Eğitimi tartıştığımız bu köşede, bugün; almasını bilene tam bir “insanlık onuru dersi” veren ve nice derslerle dolu bir yaşamı tamamlayan büyük ustaya ayırmak gerekliydi…
Büyük usta Yaşar Kemal’in ailesi Van Gölü kıyısındaki Ernis köyünden uzun bir göç sonunda gelirler Adana’ya… Asıl adı Kemal Sadık Gökçeli olan Yaşar Kemal, Osmaniye’nin Kadirli ilçesine bağlı Hemite köyünde 1923’da doğar ve Bugün Çukurova olarak bilinen yer, çocukluğuna ev sahipliği yapar…
Kendi ifadesine göre bir "Türkmen" köyünde tek "Kürt" ailenin çocuğu olarak doğup büyüyen Yaşar Kemal, dışarıda Türkçe evde Kürtçe konuşur… Çukurova’nın topraklarından, pamuk ve çeltik tarlalarından, ırgatların döktüğü terden, traktör motorlarından, kerpiç evlerde kaynayan çorbadan, yörüklerin çadırlarından, Anadolu’nun bin bir hayatından beslenir…
Daha 4 yaşındayken talihsiz bir kaza sonucu sağ gözünü kaybeder. Ne var ki tam bir sene sonra çok daha büyük bir acı yaşayacaktır… Yaşar Kemal, 5 yaşındayken babasının camide öldürülüşüne tanık olur…
Ortaokulu, son sınıf öğrencisiyken terk ettikten sonra farklı işlerde çalışan Yaşar Kemal, 17 yaşındayken siyasi nedenlerle ilk tutukluluk deneyimini yaşar… Bu nedenlerin arasında Nazım Hikmet kitapları okumak da vardır. Ancak kaderin güzel bir oyunu olarak cezaevinde Nazım’ın öğrencisi olan Orhan Kemal ile tanışır…1940’lı yılların başlarında da Pertev Naili Boratav, Abidin Dino ve Arif Dino gibi sanatçı ve yazarlarla yakınlaşır…
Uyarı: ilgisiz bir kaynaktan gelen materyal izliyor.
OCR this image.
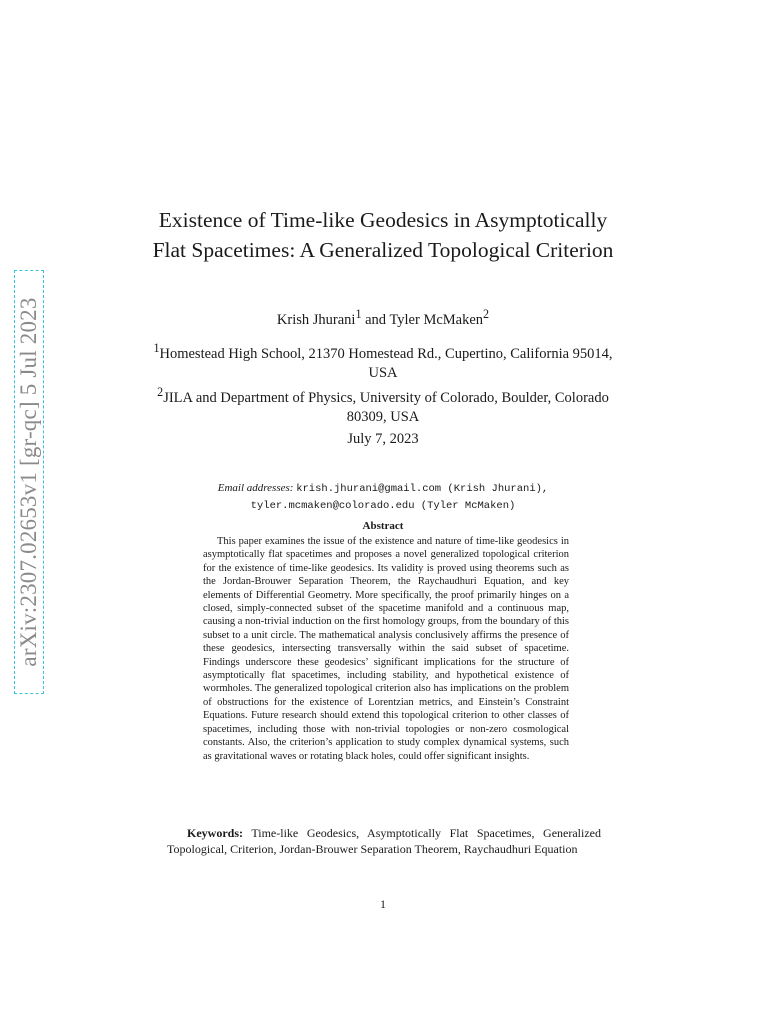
arXiv:2307.02653v1 [gr-qc] 5 Jul 2023
Existence of Time-like Geodesics in Asymptotically Flat Spacetimes: A Generalized Topological Criterion
Krish Jhurani$^1$ and Tyler McMaken$^2$
$^1$Homestead High School, 21370 Homestead Rd., Cupertino, California 95014, USA
$^2$JILA and Department of Physics, University of Colorado, Boulder, Colorado 80309, USA
July 7, 2023
Email addresses: krish.jhurani@gmail.com (Krish Jhurani),
tyler.mcmaken@colorado.edu (Tyler McMaken)
Abstract

This paper examines the issue of the existence and nature of time-like geodesics in asymptotically flat spacetimes and proposes a novel generalized topological criterion for the existence of time-like geodesics. Its validity is proved using theorems such as the Jordan-Brouwer Separation Theorem, the Raychaudhuri Equation, and key elements of Differential Geometry. More specifically, the proof primarily hinges on a closed, simply-connected subset of the spacetime manifold and a continuous map, causing a non-trivial induction on the first homology groups, from the boundary of this subset to a unit circle. The mathematical analysis conclusively affirms the presence of these geodesics, intersecting transversally within the said subset of spacetime. Findings underscore these geodesics’ significant implications for the structure of asymptotically flat spacetimes, including stability, and hypothetical existence of wormholes. The generalized topological criterion also has implications on the problem of obstructions for the existence of Lorentzian metrics, and Einstein’s Constraint Equations. Future research should extend this topological criterion to other classes of spacetimes, including those with non-trivial topologies or non-zero cosmological constants. Also, the criterion’s application to study complex dynamical systems, such as gravitational waves or rotating black holes, could offer significant insights.

Keywords: Time-like Geodesics, Asymptotically Flat Spacetimes, Generalized Topological, Criterion, Jordan-Brouwer Separation Theorem, Raychaudhuri Equation

1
Artık halk adına, insanlık adına bir şeyler yapmanın gerektiğine inanır… Bir folklor derlemesi olan ilk kitabı Ağıtlar’ı 1943’te yayımlar, 1950’de Komünizm propagandası yaptığı iddiasıyla tekrar tutuklanır…
1951’de salıverildikten sonra İstanbul’a gider ve Cumhuriyet gazetesinde çalışmaya başlar. “Yaşar Kemal” adını da ilk kez 1951-63 arasında çalıştığı Cumhuriyet gazetesinde kullanır…
1952’de ilk öykü kitabı “Sarı Sıcak”ı, 1955’te ise bugüne dek 40'tan fazla dile çevrilen romanı “İnce Memed”i yayımlar… “Ağrı Dağı Efsanesi”, “Çakırcalı”, “Ölmezler Otu” ve daha niceleri gelir arkasından…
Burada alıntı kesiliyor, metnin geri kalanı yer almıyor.